To colleagues, family and friends, Guoping Wang is a dedicated family man, hard worker and accomplished ballet dancer and instructor.

He is helpful, humble and soft spoken, the type of father who cooked breakfast for his family every morning and would run to and from his work duties to ensure his kids got to piano lessons or math club on time.

This is how he is described in seven character letters submitted to the court last week. The former Jacobs School of Music lecturer, who, through his lawyer, declined to be interviewed for this article, was sentenced to two years of probation Wednesday after a student reported in spring 2016 that he had sexually assaulted her.

As the Indiana Daily Student previously reported, this allegation was one of multiple against Wang that the University found while investigating. The details of these allegations are contained in a 13-page memorandum which has not been made available to the public. The complainant in this particular case requested police involvement, according to court documents.

Those who have worked with Wang said they never thought he was capable of such a thing. When he was arrested last spring, he was charged with criminal confinement and sexual battery. At the Wednesday hearing, he pleaded guilty to the criminal confinement charge with the battery charge being dropped.

“These charges are so far out of character I simply cannot believe it to be true,” wrote Sara Knight, a character witness who met Wang at a ballet camp in Cincinnati. “I have never witnessed him to be inappropriate. Ever.”

Wang grew up in China and had a poor upbringing. In court documents, his wife said they met as students at the Shanghai Dance Academy before marrying and moving to America.

The brochure for the 2016 Spring Ballet says he worked with the Shanghai Ballet Company for 11 years before coming to IU, where he attended the Jacobs School of Music for graduate studies. After graduation, he worked with multiple prestigious ballet companies, including the Ballet Chicago Company, Colorado Ballet, Joffrey Ballet of Chicago and Lyric Opera of Chicago.

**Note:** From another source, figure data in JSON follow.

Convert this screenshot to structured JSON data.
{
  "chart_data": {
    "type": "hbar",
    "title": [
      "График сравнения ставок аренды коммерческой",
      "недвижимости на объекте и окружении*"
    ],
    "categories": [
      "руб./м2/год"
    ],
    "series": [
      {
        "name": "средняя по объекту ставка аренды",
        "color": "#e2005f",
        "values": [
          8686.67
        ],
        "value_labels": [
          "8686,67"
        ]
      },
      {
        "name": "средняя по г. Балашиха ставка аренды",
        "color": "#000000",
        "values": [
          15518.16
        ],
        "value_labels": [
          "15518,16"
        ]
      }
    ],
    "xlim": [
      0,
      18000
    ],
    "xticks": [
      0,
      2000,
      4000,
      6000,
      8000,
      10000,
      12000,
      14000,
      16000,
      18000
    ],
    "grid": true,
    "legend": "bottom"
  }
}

According to several of the character letters, he chose to teach dance at IU and in several other programs after retiring from professional performance.

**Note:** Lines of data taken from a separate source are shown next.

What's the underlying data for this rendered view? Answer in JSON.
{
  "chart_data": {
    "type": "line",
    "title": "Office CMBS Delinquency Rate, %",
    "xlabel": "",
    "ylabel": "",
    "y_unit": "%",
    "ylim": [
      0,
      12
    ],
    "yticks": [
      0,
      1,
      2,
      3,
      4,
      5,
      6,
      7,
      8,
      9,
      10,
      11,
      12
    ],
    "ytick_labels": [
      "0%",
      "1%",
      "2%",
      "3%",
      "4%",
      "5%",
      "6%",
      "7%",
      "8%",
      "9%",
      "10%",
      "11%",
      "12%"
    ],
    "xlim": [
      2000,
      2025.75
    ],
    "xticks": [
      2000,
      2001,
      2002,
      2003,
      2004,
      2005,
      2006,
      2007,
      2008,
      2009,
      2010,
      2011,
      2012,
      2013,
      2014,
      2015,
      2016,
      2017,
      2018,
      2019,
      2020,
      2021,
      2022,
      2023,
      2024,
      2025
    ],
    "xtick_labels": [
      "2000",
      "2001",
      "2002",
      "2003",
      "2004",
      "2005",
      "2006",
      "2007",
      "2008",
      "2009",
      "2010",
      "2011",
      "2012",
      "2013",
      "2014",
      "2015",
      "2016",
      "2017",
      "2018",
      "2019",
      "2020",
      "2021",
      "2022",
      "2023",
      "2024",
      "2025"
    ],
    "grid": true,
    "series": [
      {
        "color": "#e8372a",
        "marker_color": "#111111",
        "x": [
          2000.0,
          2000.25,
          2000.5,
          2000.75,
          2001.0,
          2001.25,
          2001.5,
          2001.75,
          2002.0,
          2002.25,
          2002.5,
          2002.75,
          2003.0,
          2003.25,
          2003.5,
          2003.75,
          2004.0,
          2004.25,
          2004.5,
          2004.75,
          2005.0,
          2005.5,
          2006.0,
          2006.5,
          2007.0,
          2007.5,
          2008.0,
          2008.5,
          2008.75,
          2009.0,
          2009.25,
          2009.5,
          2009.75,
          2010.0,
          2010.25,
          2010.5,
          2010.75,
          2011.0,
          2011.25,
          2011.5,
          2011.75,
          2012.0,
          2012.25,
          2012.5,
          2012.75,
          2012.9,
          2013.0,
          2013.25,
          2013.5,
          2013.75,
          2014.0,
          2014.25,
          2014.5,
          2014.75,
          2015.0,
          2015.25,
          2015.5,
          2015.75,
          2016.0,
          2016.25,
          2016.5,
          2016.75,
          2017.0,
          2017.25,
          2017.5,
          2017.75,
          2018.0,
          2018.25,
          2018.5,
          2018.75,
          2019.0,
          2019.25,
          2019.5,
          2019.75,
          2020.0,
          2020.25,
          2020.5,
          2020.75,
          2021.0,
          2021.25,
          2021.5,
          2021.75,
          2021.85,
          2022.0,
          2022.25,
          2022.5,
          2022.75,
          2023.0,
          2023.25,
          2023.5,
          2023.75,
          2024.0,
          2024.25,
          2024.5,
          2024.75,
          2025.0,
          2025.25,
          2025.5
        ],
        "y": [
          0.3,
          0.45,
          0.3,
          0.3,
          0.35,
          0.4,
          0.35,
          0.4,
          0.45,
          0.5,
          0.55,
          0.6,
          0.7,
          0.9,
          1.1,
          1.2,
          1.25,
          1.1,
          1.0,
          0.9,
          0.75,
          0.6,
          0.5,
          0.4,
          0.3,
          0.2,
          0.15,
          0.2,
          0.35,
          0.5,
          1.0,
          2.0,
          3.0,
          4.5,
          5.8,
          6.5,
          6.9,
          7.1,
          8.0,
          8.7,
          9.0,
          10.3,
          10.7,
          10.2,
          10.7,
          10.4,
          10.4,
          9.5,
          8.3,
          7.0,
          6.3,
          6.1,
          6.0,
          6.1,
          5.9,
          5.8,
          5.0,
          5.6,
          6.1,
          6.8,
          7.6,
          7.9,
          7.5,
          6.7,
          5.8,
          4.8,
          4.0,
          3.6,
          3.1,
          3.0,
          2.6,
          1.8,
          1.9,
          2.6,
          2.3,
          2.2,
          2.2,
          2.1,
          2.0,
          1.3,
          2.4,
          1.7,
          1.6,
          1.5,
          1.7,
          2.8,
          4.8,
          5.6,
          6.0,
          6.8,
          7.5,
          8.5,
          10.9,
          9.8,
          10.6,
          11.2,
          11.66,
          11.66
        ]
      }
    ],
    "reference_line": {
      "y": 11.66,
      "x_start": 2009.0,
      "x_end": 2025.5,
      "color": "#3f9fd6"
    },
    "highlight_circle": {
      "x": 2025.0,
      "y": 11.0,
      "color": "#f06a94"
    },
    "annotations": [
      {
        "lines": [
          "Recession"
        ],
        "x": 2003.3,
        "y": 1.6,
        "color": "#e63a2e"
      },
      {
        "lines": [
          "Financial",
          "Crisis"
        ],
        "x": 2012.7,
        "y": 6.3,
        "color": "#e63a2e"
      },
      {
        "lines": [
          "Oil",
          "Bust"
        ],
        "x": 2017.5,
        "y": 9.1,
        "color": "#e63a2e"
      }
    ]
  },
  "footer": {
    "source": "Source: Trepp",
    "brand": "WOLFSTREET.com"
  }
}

At one point, Wang’s family lived outside Chicago while he worked in Bloomington and drove back and forth between the two cities every weekend. Three people who knew him during his time in Chicago mentioned this in their letters, saying it was both a testament to his passion for ballet and his devotion to his family.

Ballet instructors in New York, Ohio and Maine said they had observed him teach students without incident, and some said they invited him to teach their own. They added that he was a soft spoken person who may have had trouble sometimes communicating in English but got his point across nonetheless. When Judge Marc Kellams asked Wang about his English skills Wednesday, he described them as "not so good."

“Most ballets use French,” Wang said.

All of Wang's former colleagues said he got stellar reviews from students. Jacques Cesbron, who has been a ballet instructor at IU, said he was impressed by Wang’s teaching style and his ability to combine his American and Chinese training.

Other colleagues say he offered to substitute other instructors’ classes. He took on side jobs at other ballet schools to share his expertise and help support his family.

He taught ballet at IU for over a decade before the University fired him after investigating multiple reports of unwanted advances toward students and staff, according to court documents.

Wang, who has worked with ballet companies on at least four continents, testified under oath Wednesday that he had taken a job working at Menards. His wife, who said she had been a homemaker for 20 years, has also taken a job to support the family.

The testaments to Wang’s character became a key part of Wednesday’s hearing. Kellams said he read the letters, which spoke of a loving father and accomplished ballet master.

“Mr. Wang is more than this bad act,” Wang’s lawyer Katherine Liell said.